In this case, we can also use the plot functions to observe how the estimates of the random effects individual differences get updated with each point of new data – before any of an individuals observations are known, the estimate is simply the mean for the cohort, but once observations start coming in, the prediction for individuals continuous intercept gets updated, just like the forward predictions for the main latent process of interest, eta. These plots are from the kalman predictions, which are requested by specifying either ‘etaprior’ (for latent process) or ‘yprior’ (for observation level) predictions.

ctKalman(f3, subjects = dat$id[!duplicated(dat$Cohort)],plot=T,kalmanvec='etaprior')

We can compare the different models for cohort differences using a few different approaches.

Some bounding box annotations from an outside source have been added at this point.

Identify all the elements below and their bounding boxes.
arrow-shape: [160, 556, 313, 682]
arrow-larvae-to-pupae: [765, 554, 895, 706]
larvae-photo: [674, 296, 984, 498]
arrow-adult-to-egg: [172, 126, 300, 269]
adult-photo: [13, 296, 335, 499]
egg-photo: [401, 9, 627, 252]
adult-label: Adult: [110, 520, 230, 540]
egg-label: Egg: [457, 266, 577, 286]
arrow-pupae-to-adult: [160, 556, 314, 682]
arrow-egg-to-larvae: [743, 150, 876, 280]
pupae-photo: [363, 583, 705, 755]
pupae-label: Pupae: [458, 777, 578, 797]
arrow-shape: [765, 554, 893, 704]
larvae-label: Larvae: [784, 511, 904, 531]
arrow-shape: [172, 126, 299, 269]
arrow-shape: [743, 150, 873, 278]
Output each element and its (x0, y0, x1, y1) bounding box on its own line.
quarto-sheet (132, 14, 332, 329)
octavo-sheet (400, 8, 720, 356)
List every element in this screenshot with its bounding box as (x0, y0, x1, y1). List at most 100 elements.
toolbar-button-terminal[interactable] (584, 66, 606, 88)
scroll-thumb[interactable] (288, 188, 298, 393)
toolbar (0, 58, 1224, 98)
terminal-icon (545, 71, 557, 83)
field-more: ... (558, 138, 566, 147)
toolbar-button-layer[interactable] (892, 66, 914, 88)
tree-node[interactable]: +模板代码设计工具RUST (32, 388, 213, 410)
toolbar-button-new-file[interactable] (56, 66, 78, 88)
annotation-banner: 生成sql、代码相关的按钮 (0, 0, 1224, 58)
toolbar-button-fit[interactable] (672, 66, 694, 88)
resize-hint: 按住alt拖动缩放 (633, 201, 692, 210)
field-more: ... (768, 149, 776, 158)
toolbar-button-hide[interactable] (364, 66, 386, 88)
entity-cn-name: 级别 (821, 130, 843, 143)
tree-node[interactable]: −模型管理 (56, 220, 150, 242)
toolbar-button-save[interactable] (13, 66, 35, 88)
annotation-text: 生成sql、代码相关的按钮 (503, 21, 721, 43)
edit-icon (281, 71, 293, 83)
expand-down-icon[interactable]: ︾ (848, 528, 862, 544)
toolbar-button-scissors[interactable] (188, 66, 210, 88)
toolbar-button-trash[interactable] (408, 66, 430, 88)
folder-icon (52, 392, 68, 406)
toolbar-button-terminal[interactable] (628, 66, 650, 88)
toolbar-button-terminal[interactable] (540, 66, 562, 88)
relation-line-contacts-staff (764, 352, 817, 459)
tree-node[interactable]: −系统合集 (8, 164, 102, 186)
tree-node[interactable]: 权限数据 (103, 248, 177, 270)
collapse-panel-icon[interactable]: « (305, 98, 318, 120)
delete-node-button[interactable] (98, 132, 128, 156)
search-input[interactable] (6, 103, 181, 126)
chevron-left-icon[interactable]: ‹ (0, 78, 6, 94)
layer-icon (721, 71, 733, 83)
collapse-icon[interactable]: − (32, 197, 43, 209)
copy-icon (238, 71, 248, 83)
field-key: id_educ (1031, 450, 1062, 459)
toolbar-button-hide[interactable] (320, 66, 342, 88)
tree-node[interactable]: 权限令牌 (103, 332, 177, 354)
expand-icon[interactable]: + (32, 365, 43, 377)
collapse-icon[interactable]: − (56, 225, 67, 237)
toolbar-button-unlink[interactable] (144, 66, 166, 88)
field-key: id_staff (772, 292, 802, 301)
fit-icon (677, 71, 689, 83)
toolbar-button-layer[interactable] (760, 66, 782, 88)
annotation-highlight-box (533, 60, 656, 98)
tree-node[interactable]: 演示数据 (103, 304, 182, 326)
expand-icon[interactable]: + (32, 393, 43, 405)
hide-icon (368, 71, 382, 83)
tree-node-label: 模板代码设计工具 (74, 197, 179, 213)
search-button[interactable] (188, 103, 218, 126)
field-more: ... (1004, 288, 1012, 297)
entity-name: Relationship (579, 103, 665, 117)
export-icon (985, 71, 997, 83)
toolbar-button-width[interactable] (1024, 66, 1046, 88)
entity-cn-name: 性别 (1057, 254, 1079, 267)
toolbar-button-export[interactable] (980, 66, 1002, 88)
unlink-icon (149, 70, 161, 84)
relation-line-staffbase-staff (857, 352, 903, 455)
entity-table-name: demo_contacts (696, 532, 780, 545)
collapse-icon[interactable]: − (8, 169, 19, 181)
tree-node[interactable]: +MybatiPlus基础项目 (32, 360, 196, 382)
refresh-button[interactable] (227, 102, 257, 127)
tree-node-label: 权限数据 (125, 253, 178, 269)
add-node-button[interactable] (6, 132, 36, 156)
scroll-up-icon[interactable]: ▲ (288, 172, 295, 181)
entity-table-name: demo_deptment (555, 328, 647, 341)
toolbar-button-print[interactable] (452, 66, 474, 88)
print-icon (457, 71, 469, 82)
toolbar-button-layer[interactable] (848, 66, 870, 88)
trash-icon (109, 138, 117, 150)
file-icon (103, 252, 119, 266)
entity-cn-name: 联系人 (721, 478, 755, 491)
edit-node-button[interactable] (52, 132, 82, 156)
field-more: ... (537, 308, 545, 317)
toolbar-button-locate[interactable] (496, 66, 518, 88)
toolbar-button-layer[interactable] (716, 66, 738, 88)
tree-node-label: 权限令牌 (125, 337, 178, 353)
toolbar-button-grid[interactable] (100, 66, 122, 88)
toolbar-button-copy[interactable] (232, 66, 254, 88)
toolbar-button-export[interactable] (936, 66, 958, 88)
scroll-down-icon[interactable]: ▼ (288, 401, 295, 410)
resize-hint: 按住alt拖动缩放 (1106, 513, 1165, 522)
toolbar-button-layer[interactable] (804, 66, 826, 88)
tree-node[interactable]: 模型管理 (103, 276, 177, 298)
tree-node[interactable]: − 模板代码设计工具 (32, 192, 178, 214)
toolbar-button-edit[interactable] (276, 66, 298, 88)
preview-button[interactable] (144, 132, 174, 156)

Either AIC, with lower being better:

print(data.frame(
  Model=c('m1','m2','m3'),
  AIC=c(summary(f1)$aic, summary(f2)$aic, summary(f3)$aic)))
##   Model      AIC
## 1    m1 4081.966
## 2    m2 3053.313
## 3    m3 3070.998

Or using chi-square tests, where a low probability (e.g. < .05) indicates the more complex model is performing significantly better:

ctChisqTest(f2,f1)
## [1] 3.579979e-216
ctChisqTest(f3,f2)
## [1] 0.9999959

Or using cross validation, to quantify prediction performance on out of sample data. The default is 10 fold cross validation, where 10% of subjects are dropped during parameter estimation for each of 10 fits, and the ‘out of sample’ log likelihood is based on the sum of log likelihoods over these 10 groups. Higher likelihoods indicate better models.

l1=ctLOO(f1,cores=1)
l2=ctLOO(f2,cores=1)
l3=ctLOO(f3,cores=1)

print(data.frame(
  Model=c('m1','m2','m3'),
  CV10FoldLogLik=c(l1$outsampleLogLik,l2$outsampleLogLik,l3$outsampleLogLik)))
##   Model CV10FoldLogLik
## 1    m1      -2045.691
## 2    m2      -1525.703
## 3    m3      -1534.040

In this case, the cohort differences model where only the means differ, and random effects distributions are otherwise the same, is the most effective model. This is consistent with how the data were generated.